Forward | backward | Data | |
---|---|---|---|
2 GPU(32 batchsize) | 1.1 sec | 0.27 sec | 0.001 |
1 GPU(16 batchsize) | 0.4 sec | 0.27 sec | 0.001 |
I used APEX mix-precision training, will it be related to apex? Besides, I didn’t implement half()
operation in my module , so I just convert inputs to float()

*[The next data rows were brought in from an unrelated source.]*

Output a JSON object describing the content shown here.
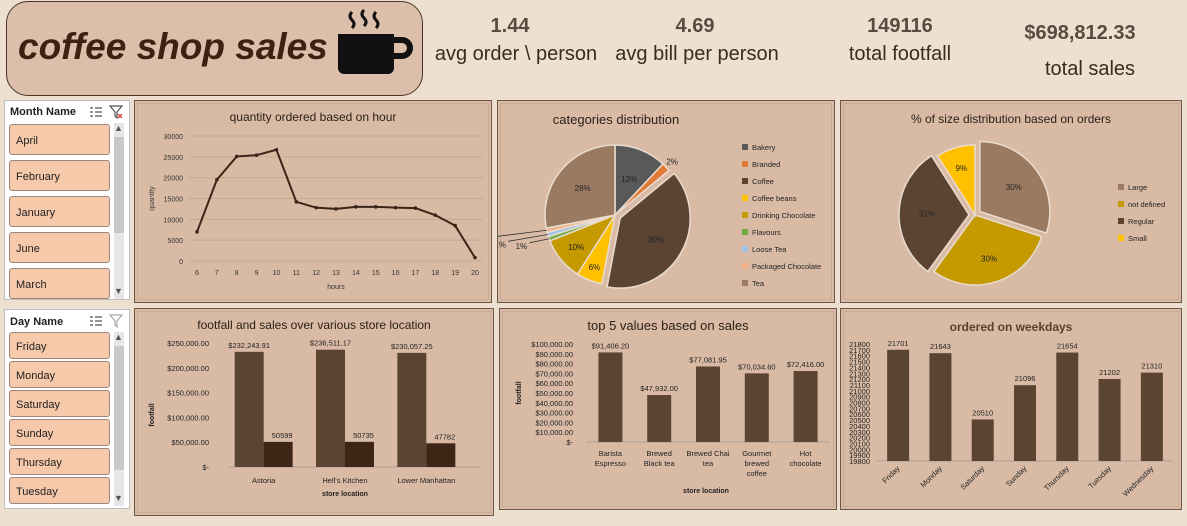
{
  "header": {
    "title": "coffee shop sales",
    "kpis": [
      {
        "value": "1.44",
        "label": "avg order \\ person"
      },
      {
        "value": "4.69",
        "label": "avg bill per person"
      },
      {
        "value": "149116",
        "label": "total footfall"
      },
      {
        "value": "$698,812.33",
        "label": "total sales"
      }
    ]
  },
  "slicers": {
    "month": {
      "title": "Month Name",
      "items": [
        "April",
        "February",
        "January",
        "June",
        "March"
      ]
    },
    "day": {
      "title": "Day Name",
      "items": [
        "Friday",
        "Monday",
        "Saturday",
        "Sunday",
        "Thursday",
        "Tuesday"
      ]
    }
  },
  "colors": {
    "dark": "#5c4433",
    "darker": "#3d2616",
    "line": "#3b2418",
    "gold": "#c49a00",
    "yellow": "#ffc000"
  },
  "chart_data": [
    {
      "id": "hour",
      "type": "line",
      "title": "quantity ordered based on hour",
      "xlabel": "hours",
      "ylabel": "quantity",
      "x": [
        "6",
        "7",
        "8",
        "9",
        "10",
        "11",
        "12",
        "13",
        "14",
        "15",
        "16",
        "17",
        "18",
        "19",
        "20"
      ],
      "values": [
        7000,
        19500,
        25100,
        25400,
        26700,
        14200,
        12800,
        12500,
        13000,
        13000,
        12800,
        12700,
        11000,
        8500,
        800
      ],
      "ylim": [
        0,
        30000
      ],
      "yticks": [
        "0",
        "5000",
        "10000",
        "15000",
        "20000",
        "25000",
        "30000"
      ],
      "grid": true
    },
    {
      "id": "categories",
      "type": "pie",
      "title": "categories distribution",
      "legend_position": "right",
      "slices": [
        {
          "name": "Bakery",
          "value": 12,
          "label": "12%",
          "color": "#595959"
        },
        {
          "name": "Branded",
          "value": 2,
          "label": "2%",
          "color": "#e07a34"
        },
        {
          "name": "Coffee",
          "value": 39,
          "label": "39%",
          "color": "#5c4433"
        },
        {
          "name": "Coffee beans",
          "value": 6,
          "label": "6%",
          "color": "#ffc000"
        },
        {
          "name": "Drinking Chocolate",
          "value": 10,
          "label": "10%",
          "color": "#c49a00"
        },
        {
          "name": "Flavours",
          "value": 1,
          "label": "1%",
          "color": "#70ad47"
        },
        {
          "name": "Loose Tea",
          "value": 1,
          "label": "1%",
          "color": "#9dc3e6"
        },
        {
          "name": "Packaged Chocolate",
          "value": 1,
          "label": "1%",
          "color": "#f4b183"
        },
        {
          "name": "Tea",
          "value": 28,
          "label": "28%",
          "color": "#9b7a62"
        }
      ]
    },
    {
      "id": "size",
      "type": "pie",
      "title": "% of size distribution based on orders",
      "legend_position": "right",
      "slices": [
        {
          "name": "Large",
          "value": 30,
          "label": "30%",
          "color": "#9b7a62"
        },
        {
          "name": "not defined",
          "value": 30,
          "label": "30%",
          "color": "#c49a00"
        },
        {
          "name": "Regular",
          "value": 31,
          "label": "31%",
          "color": "#5c4433"
        },
        {
          "name": "Small",
          "value": 9,
          "label": "9%",
          "color": "#ffc000"
        }
      ]
    },
    {
      "id": "location",
      "type": "bar",
      "title": "footfall and sales over various store location",
      "xlabel": "store location",
      "ylabel": "footfall",
      "categories": [
        "Astoria",
        "Hell's Kitchen",
        "Lower Manhattan"
      ],
      "series": [
        {
          "values": [
            232243.91,
            236511.17,
            230057.25
          ],
          "labels": [
            "$232,243.91",
            "$236,511.17",
            "$230,057.25"
          ]
        },
        {
          "values": [
            50599,
            50735,
            47782
          ],
          "labels": [
            "50599",
            "50735",
            "47782"
          ]
        }
      ],
      "ylim": [
        0,
        250000
      ],
      "yticks": [
        "$-",
        "$50,000.00",
        "$100,000.00",
        "$150,000.00",
        "$200,000.00",
        "$250,000.00"
      ]
    },
    {
      "id": "top5",
      "type": "bar",
      "title": "top 5 values based on sales",
      "xlabel": "store location",
      "ylabel": "footfall",
      "categories": [
        [
          "Barista",
          "Espresso"
        ],
        [
          "Brewed",
          "Black tea"
        ],
        [
          "Brewed Chai",
          "tea"
        ],
        [
          "Gourmet",
          "brewed",
          "coffee"
        ],
        [
          "Hot",
          "chocolate"
        ]
      ],
      "values": [
        91406.2,
        47932,
        77081.95,
        70034.6,
        72416
      ],
      "labels": [
        "$91,406.20",
        "$47,932.00",
        "$77,081.95",
        "$70,034.60",
        "$72,416.00"
      ],
      "ylim": [
        0,
        100000
      ],
      "yticks": [
        "$-",
        "$10,000.00",
        "$20,000.00",
        "$30,000.00",
        "$40,000.00",
        "$50,000.00",
        "$60,000.00",
        "$70,000.00",
        "$80,000.00",
        "$90,000.00",
        "$100,000.00"
      ]
    },
    {
      "id": "weekdays",
      "type": "bar",
      "title": "ordered on weekdays",
      "categories": [
        "Friday",
        "Monday",
        "Saturday",
        "Sunday",
        "Thursday",
        "Tuesday",
        "Wednesday"
      ],
      "values": [
        21701,
        21643,
        20510,
        21096,
        21654,
        21202,
        21310
      ],
      "labels": [
        "21701",
        "21643",
        "20510",
        "21096",
        "21654",
        "21202",
        "21310"
      ],
      "ylim": [
        19800,
        21800
      ],
      "yticks": [
        "19800",
        "19900",
        "20000",
        "20100",
        "20200",
        "20300",
        "20400",
        "20500",
        "20600",
        "20700",
        "20800",
        "20900",
        "21000",
        "21100",
        "21200",
        "21300",
        "21400",
        "21500",
        "21600",
        "21700",
        "21800"
      ]
    }
  ]
}
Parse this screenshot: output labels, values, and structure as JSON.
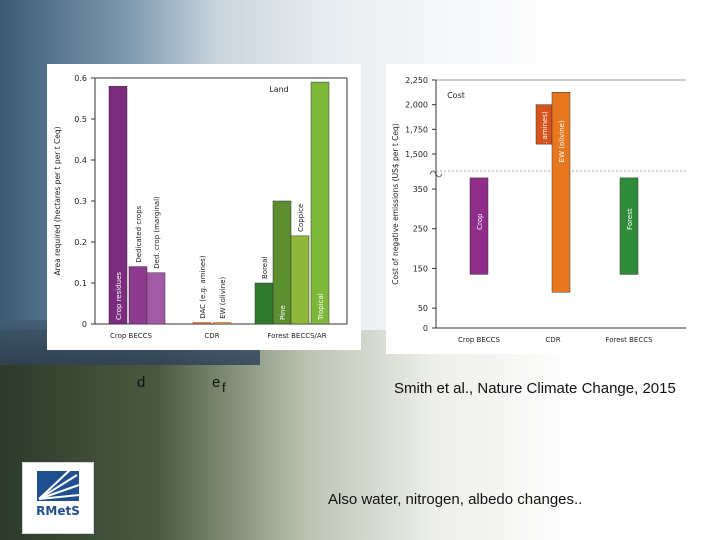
{
  "chart_data": [
    {
      "type": "bar",
      "title": "Land",
      "ylabel": "Area required (hectares per t per t Ceq)",
      "ylim": [
        0,
        0.6
      ],
      "yticks": [
        "0",
        "0.1",
        "0.2",
        "0.3",
        "0.4",
        "0.5",
        "0.6"
      ],
      "group_labels": [
        "Crop BECCS",
        "CDR",
        "Forest BECCS/AR"
      ],
      "bars": [
        {
          "label": "Crop residues",
          "group": "Crop BECCS",
          "value": 0.58,
          "color": "#7b2c7e"
        },
        {
          "label": "Dedicated crops",
          "group": "Crop BECCS",
          "value": 0.14,
          "color": "#8e3a8f"
        },
        {
          "label": "Ded. crop (marginal)",
          "group": "Crop BECCS",
          "value": 0.125,
          "color": "#a25aa6"
        },
        {
          "label": "DAC (e.g. amines)",
          "group": "CDR",
          "value": 0.003,
          "color": "#d9531e"
        },
        {
          "label": "EW (olivine)",
          "group": "CDR",
          "value": 0.003,
          "color": "#e8771f"
        },
        {
          "label": "Boreal",
          "group": "Forest BECCS/AR",
          "value": 0.1,
          "color": "#2f7a2e"
        },
        {
          "label": "Pine",
          "group": "Forest BECCS/AR",
          "value": 0.3,
          "color": "#5c8d2f"
        },
        {
          "label": "Coppice",
          "group": "Forest BECCS/AR",
          "value": 0.215,
          "color": "#8fb83a"
        },
        {
          "label": "Tropical",
          "group": "Forest BECCS/AR",
          "value": 0.59,
          "color": "#7db83a"
        }
      ]
    },
    {
      "type": "bar",
      "title": "Cost",
      "ylabel": "Cost of negative emissions (US$ per t Ceq)",
      "axis_break": true,
      "yticks": [
        "0",
        "50",
        "150",
        "250",
        "350",
        "1,500",
        "1,750",
        "2,000",
        "2,250"
      ],
      "group_labels": [
        "Crop BECCS",
        "CDR",
        "Forest BECCS"
      ],
      "bars": [
        {
          "label": "Crop",
          "group": "Crop BECCS",
          "min": 135,
          "max": 378,
          "color": "#8e2e8a"
        },
        {
          "label": "DAC (e.g. amines)",
          "group": "CDR",
          "min": 1600,
          "max": 2000,
          "color": "#d9531e"
        },
        {
          "label": "EW (olivine)",
          "group": "CDR",
          "min": 90,
          "max": 2125,
          "color": "#e8771f"
        },
        {
          "label": "Forest",
          "group": "Forest BECCS",
          "min": 135,
          "max": 378,
          "color": "#2e8b3a"
        }
      ]
    }
  ],
  "panel_letters": {
    "d": "d",
    "e": "e",
    "f": "f"
  },
  "citation": "Smith et al., Nature Climate Change, 2015",
  "note": "Also water, nitrogen, albedo changes..",
  "logo": {
    "name": "RMetS"
  }
}
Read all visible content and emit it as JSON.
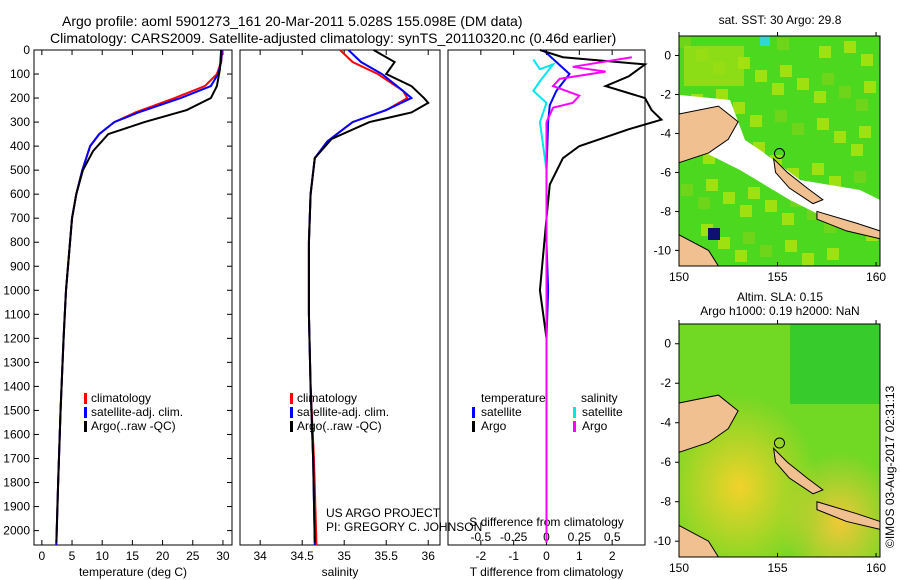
{
  "header": {
    "title1": "Argo profile: aoml 5901273_161 20-Mar-2011 5.028S 155.098E (DM data)",
    "title2": "Climatology: CARS2009. Satellite-adjusted climatology: synTS_20110320.nc (0.46d earlier)"
  },
  "colors": {
    "climatology": "#ff0000",
    "satellite": "#0000ff",
    "argo": "#000000",
    "sal_satellite": "#00e5ee",
    "sal_argo": "#ff00ff"
  },
  "credits": {
    "project": "US ARGO PROJECT",
    "pi": "PI: GREGORY C. JOHNSON",
    "stamp": "©IMOS 03-Aug-2017 02:31:13"
  },
  "chart_data": [
    {
      "type": "line",
      "id": "temperature",
      "xlabel": "temperature (deg C)",
      "xlim": [
        -1.3,
        31.5
      ],
      "ylim": [
        2060,
        0
      ],
      "xticks": [
        0,
        5,
        10,
        15,
        20,
        25,
        30
      ],
      "yticks": [
        0,
        100,
        200,
        300,
        400,
        500,
        600,
        700,
        800,
        900,
        1000,
        1100,
        1200,
        1300,
        1400,
        1500,
        1600,
        1700,
        1800,
        1900,
        2000
      ],
      "legend": [
        "climatology",
        "satellite-adj. clim.",
        "Argo(..raw -QC)"
      ],
      "series": [
        {
          "name": "climatology",
          "color": "#ff0000",
          "points": [
            [
              29.9,
              0
            ],
            [
              29.7,
              50
            ],
            [
              29,
              100
            ],
            [
              27,
              150
            ],
            [
              22,
              200
            ],
            [
              15.5,
              260
            ],
            [
              12,
              300
            ],
            [
              9.5,
              350
            ],
            [
              8,
              400
            ],
            [
              6.7,
              500
            ],
            [
              5.7,
              600
            ],
            [
              5,
              700
            ],
            [
              4.5,
              850
            ],
            [
              4,
              1000
            ],
            [
              3.6,
              1200
            ],
            [
              3.1,
              1500
            ],
            [
              2.7,
              1800
            ],
            [
              2.4,
              2060
            ]
          ]
        },
        {
          "name": "satellite-adj. clim.",
          "color": "#0000ff",
          "points": [
            [
              29.8,
              0
            ],
            [
              29.7,
              50
            ],
            [
              29.2,
              100
            ],
            [
              28,
              150
            ],
            [
              23,
              200
            ],
            [
              16,
              260
            ],
            [
              12,
              300
            ],
            [
              9.5,
              350
            ],
            [
              8,
              400
            ],
            [
              6.7,
              500
            ],
            [
              5.7,
              600
            ],
            [
              5,
              700
            ],
            [
              4.5,
              850
            ],
            [
              4,
              1000
            ],
            [
              3.6,
              1200
            ],
            [
              3.1,
              1500
            ],
            [
              2.7,
              1800
            ],
            [
              2.4,
              2060
            ]
          ]
        },
        {
          "name": "Argo(..raw -QC)",
          "color": "#000000",
          "points": [
            [
              29.7,
              0
            ],
            [
              29.5,
              80
            ],
            [
              29,
              150
            ],
            [
              28,
              200
            ],
            [
              24,
              250
            ],
            [
              17,
              300
            ],
            [
              11,
              350
            ],
            [
              8.5,
              420
            ],
            [
              6.8,
              500
            ],
            [
              5.7,
              600
            ],
            [
              5,
              700
            ],
            [
              4.5,
              850
            ],
            [
              4,
              1000
            ],
            [
              3.6,
              1200
            ],
            [
              3.1,
              1500
            ],
            [
              2.7,
              1800
            ],
            [
              2.4,
              2050
            ]
          ]
        }
      ]
    },
    {
      "type": "line",
      "id": "salinity",
      "xlabel": "salinity",
      "xlim": [
        33.76,
        36.14
      ],
      "ylim": [
        2060,
        0
      ],
      "xticks": [
        34,
        34.5,
        35,
        35.5,
        36
      ],
      "legend": [
        "climatology",
        "satellite-adj. clim.",
        "Argo(..raw -QC)"
      ],
      "series": [
        {
          "name": "climatology",
          "color": "#ff0000",
          "points": [
            [
              34.95,
              0
            ],
            [
              35.1,
              50
            ],
            [
              35.4,
              100
            ],
            [
              35.7,
              170
            ],
            [
              35.75,
              200
            ],
            [
              35.5,
              250
            ],
            [
              35.1,
              300
            ],
            [
              34.8,
              380
            ],
            [
              34.65,
              450
            ],
            [
              34.6,
              600
            ],
            [
              34.58,
              800
            ],
            [
              34.58,
              1100
            ],
            [
              34.6,
              1400
            ],
            [
              34.64,
              1700
            ],
            [
              34.67,
              2060
            ]
          ]
        },
        {
          "name": "satellite-adj. clim.",
          "color": "#0000ff",
          "points": [
            [
              35.05,
              0
            ],
            [
              35.2,
              50
            ],
            [
              35.45,
              100
            ],
            [
              35.7,
              170
            ],
            [
              35.8,
              200
            ],
            [
              35.5,
              250
            ],
            [
              35.1,
              300
            ],
            [
              34.8,
              380
            ],
            [
              34.65,
              450
            ],
            [
              34.6,
              600
            ],
            [
              34.58,
              800
            ],
            [
              34.58,
              1100
            ],
            [
              34.6,
              1400
            ],
            [
              34.63,
              1700
            ],
            [
              34.65,
              2060
            ]
          ]
        },
        {
          "name": "Argo(..raw -QC)",
          "color": "#000000",
          "points": [
            [
              35.35,
              0
            ],
            [
              35.6,
              50
            ],
            [
              35.5,
              100
            ],
            [
              35.8,
              150
            ],
            [
              35.95,
              200
            ],
            [
              36.0,
              220
            ],
            [
              35.8,
              260
            ],
            [
              35.3,
              300
            ],
            [
              34.85,
              370
            ],
            [
              34.65,
              450
            ],
            [
              34.6,
              600
            ],
            [
              34.58,
              800
            ],
            [
              34.58,
              1100
            ],
            [
              34.6,
              1400
            ],
            [
              34.63,
              1700
            ],
            [
              34.65,
              2050
            ]
          ]
        }
      ]
    },
    {
      "type": "line",
      "id": "difference",
      "xlabel": "T difference from climatology",
      "xlabel2": "S difference from climatology",
      "xlim": [
        -3,
        3
      ],
      "ylim": [
        2060,
        0
      ],
      "xticks": [
        -2,
        -1,
        0,
        1,
        2
      ],
      "xticks2": [
        -0.5,
        -0.25,
        0,
        0.25,
        0.5
      ],
      "legend": {
        "temperature": "temperature",
        "salinity": "salinity",
        "satellite": "satellite",
        "argo": "Argo"
      },
      "series": [
        {
          "name": "T satellite",
          "color": "#0000ff",
          "scale": 1,
          "points": [
            [
              -0.1,
              0
            ],
            [
              0.3,
              50
            ],
            [
              0.7,
              100
            ],
            [
              0.3,
              170
            ],
            [
              0.1,
              230
            ],
            [
              0.05,
              300
            ],
            [
              0,
              500
            ],
            [
              0,
              800
            ],
            [
              0.05,
              1000
            ],
            [
              0,
              1200
            ],
            [
              0,
              2050
            ]
          ]
        },
        {
          "name": "T Argo",
          "color": "#000000",
          "scale": 1,
          "points": [
            [
              -0.2,
              0
            ],
            [
              0.5,
              30
            ],
            [
              3.0,
              60
            ],
            [
              2.5,
              110
            ],
            [
              1.8,
              150
            ],
            [
              3.0,
              200
            ],
            [
              3.2,
              250
            ],
            [
              3.5,
              290
            ],
            [
              2.5,
              330
            ],
            [
              1.0,
              400
            ],
            [
              0.5,
              450
            ],
            [
              0.1,
              560
            ],
            [
              0,
              700
            ],
            [
              -0.2,
              1000
            ],
            [
              -0.1,
              1100
            ],
            [
              0,
              1200
            ],
            [
              0,
              2050
            ]
          ]
        },
        {
          "name": "S satellite",
          "color": "#00e5ee",
          "scale": 4,
          "points": [
            [
              -0.1,
              40
            ],
            [
              -0.05,
              80
            ],
            [
              0.05,
              60
            ],
            [
              -0.05,
              130
            ],
            [
              -0.1,
              170
            ],
            [
              0,
              220
            ],
            [
              -0.05,
              300
            ],
            [
              0,
              500
            ],
            [
              0,
              2050
            ]
          ]
        },
        {
          "name": "S Argo",
          "color": "#ff00ff",
          "scale": 4,
          "points": [
            [
              0.65,
              30
            ],
            [
              0.2,
              70
            ],
            [
              0.45,
              90
            ],
            [
              0.1,
              120
            ],
            [
              0.05,
              150
            ],
            [
              0.25,
              190
            ],
            [
              0.2,
              220
            ],
            [
              0.05,
              240
            ],
            [
              0,
              300
            ],
            [
              0,
              2050
            ]
          ]
        }
      ]
    },
    {
      "type": "heatmap",
      "id": "sst-map",
      "title": "sat. SST: 30 Argo: 29.8",
      "xlim": [
        150,
        160.2
      ],
      "ylim": [
        -10.8,
        1
      ],
      "xticks": [
        150,
        155,
        160
      ],
      "yticks": [
        0,
        -2,
        -4,
        -6,
        -8,
        -10
      ],
      "argo_position": [
        155.098,
        -5.028
      ]
    },
    {
      "type": "heatmap",
      "id": "sla-map",
      "title": "Altim. SLA: 0.15",
      "subtitle": "Argo h1000: 0.19 h2000: NaN",
      "xlim": [
        150,
        160.2
      ],
      "ylim": [
        -10.8,
        1
      ],
      "xticks": [
        150,
        155,
        160
      ],
      "yticks": [
        0,
        -2,
        -4,
        -6,
        -8,
        -10
      ],
      "argo_position": [
        155.098,
        -5.028
      ]
    }
  ]
}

before my invoking and convert it to half()
after my invoking.
Checking line by line, I finally found that declaring variables and allocating CUDA memory in CUDA extension of Pyotrch will greatly reduce GPU efficiency. By removing the following statements,
float *dist_Dev;
gpuErrchk(cudaMalloc((void**)&dist_Dev, myParameter.obj_num * myParameter.cluster_num * sizeof(float)));
int *obj_num_Dev;
gpuErrchk(cudaMalloc((void**)&obj_um_Dev, myParameter.cluster_num * sizeof(int)));
int *num_per_classt;
gpuErrchk(cudaMalloc((void**)&num_per_classt, myParameter.t * myParameter.cluster_num * sizeof(int)));
, the utilization of each gpu is high. And each variable will be created in pytorch and then passed to CUDA module.
However, it still can’t expalin why single GPU works. I also compiled C++/CUDA into a .so
file and invoked by ctypes
.The result proves that declearing variables like the method above is fine.
So I guess there might be a problem with the way CUDA extension works.